The Microsoft purchase reveals the company’s belief in voice as an interface. The pandemic has seen videoconferencing take off, triggering an explosion in the use of technologies to transcribe voice: Zoom, for example, incorporated automatic transcription in April last year using Otter.ai, so that at the end of each of my classes, I automatically receive not only the video of them, but also their full transcript (which works infinitely better when the class is online than when it takes place in face-to-face mode in a classroom).
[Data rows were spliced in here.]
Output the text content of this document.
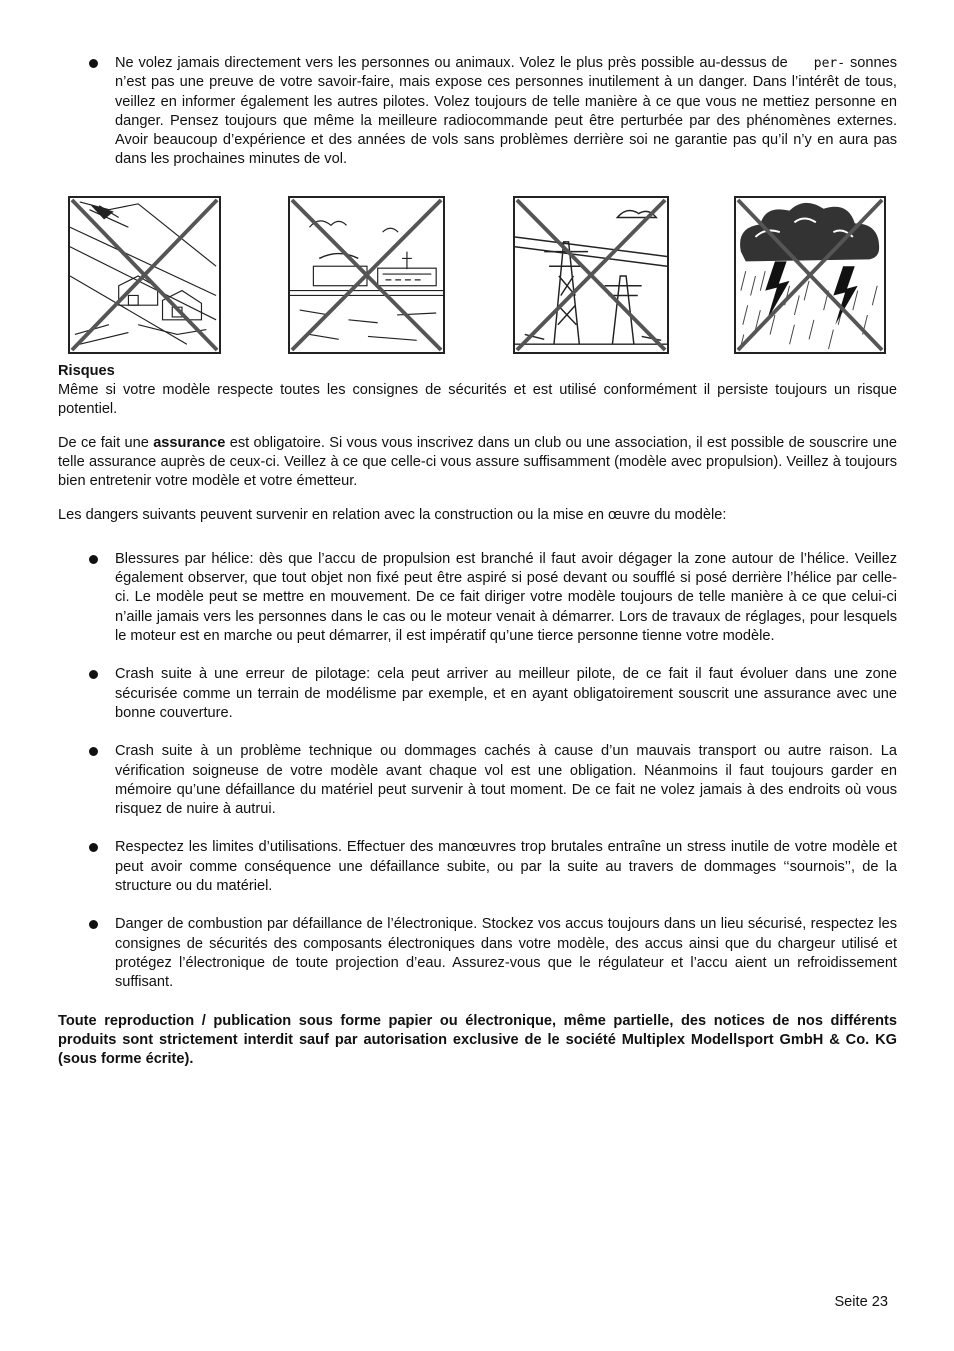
Ne volez jamais directement vers les personnes ou animaux. Volez le plus près possible au-dessus de per- sonnes n’est pas une preuve de votre savoir-faire, mais expose ces personnes inutilement à un danger. Dans l’intérêt de tous, veillez en informer également les autres pilotes. Volez toujours de telle manière à ce que vous ne mettiez personne en danger. Pensez toujours que même la meilleure radiocommande peut être perturbée par des phénomènes externes. Avoir beaucoup d’expérience et des années de vols sans problèmes derrière soi ne garantie pas qu’il n’y en aura pas dans les prochaines minutes de vol.
Risques

Même si votre modèle respecte toutes les consignes de sécurités et est utilisé conformément il persiste toujours un risque potentiel.

De ce fait une assurance est obligatoire. Si vous vous inscrivez dans un club ou une association, il est possible de souscrire une telle assurance auprès de ceux-ci. Veillez à ce que celle-ci vous assure suffisamment (modèle avec propulsion). Veillez à toujours bien entretenir votre modèle et votre émetteur.

Les dangers suivants peuvent survenir en relation avec la construction ou la mise en œuvre du modèle:

Blessures par hélice: dès que l’accu de propulsion est branché il faut avoir dégager la zone autour de l’hélice. Veillez également observer, que tout objet non fixé peut être aspiré si posé devant ou soufflé si posé derrière l’hélice par celle-ci. Le modèle peut se mettre en mouvement. De ce fait diriger votre modèle toujours de telle manière à ce que celui-ci n’aille jamais vers les personnes dans le cas ou le moteur venait à démarrer. Lors de travaux de réglages, pour lesquels le moteur est en marche ou peut démarrer, il est impératif qu’une tierce personne tienne votre modèle.
Crash suite à une erreur de pilotage: cela peut arriver au meilleur pilote, de ce fait il faut évoluer dans une zone sécurisée comme un terrain de modélisme par exemple, et en ayant obligatoirement souscrit une assurance avec une bonne couverture.
Crash suite à un problème technique ou dommages cachés à cause d’un mauvais transport ou autre raison. La vérification soigneuse de votre modèle avant chaque vol est une obligation. Néanmoins il faut toujours garder en mémoire qu’une défaillance du matériel peut survenir à tout moment. De ce fait ne volez jamais à des endroits où vous risquez de nuire à autrui.
Respectez les limites d’utilisations. Effectuer des manœuvres trop brutales entraîne un stress inutile de votre modèle et peut avoir comme conséquence une défaillance subite, ou par la suite au travers de dommages ‘‘sournois’’, de la structure ou du matériel.
Danger de combustion par défaillance de l’électronique. Stockez vos accus toujours dans un lieu sécurisé, respectez les consignes de sécurités des composants électroniques dans votre modèle, des accus ainsi que du chargeur utilisé et protégez l’électronique de toute projection d’eau. Assurez-vous que le régulateur et l’accu aient un refroidissement suffisant.

Toute reproduction / publication sous forme papier ou électronique, même partielle, des notices de nos différents produits sont strictement interdit sauf par autorisation exclusive de le société Multiplex Modellsport GmbH & Co. KG (sous forme écrite).

Seite 23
Microsoft, which is in the midst of a process of strong growth through acquisitions, had previously collaborated with Nuance in the healthcare industry, and many analysts feel that the acquisition intends to deepen even further into this collaboration. However, Microsoft could also be planning to integrate transcription technology into many other products, such as Teams, or throughout its cloud, Azure, allowing companies to make their corporate environments fully indexable by creating written records of meetings that can be retrieved at a later date. 

Now, Microsoft will try to raise its voice — it has almost twenty billion reasons to do so — and use it to differentiate its products via voice interfaces. According to Microsoft, a pandemic that has pushed electronic and voice communications to the fore is now the stimulus for a future with more voice interfaces, so get ready to see more of that. No company plans a twenty billion dollar acquisition just to keep doing the same things they were doing before.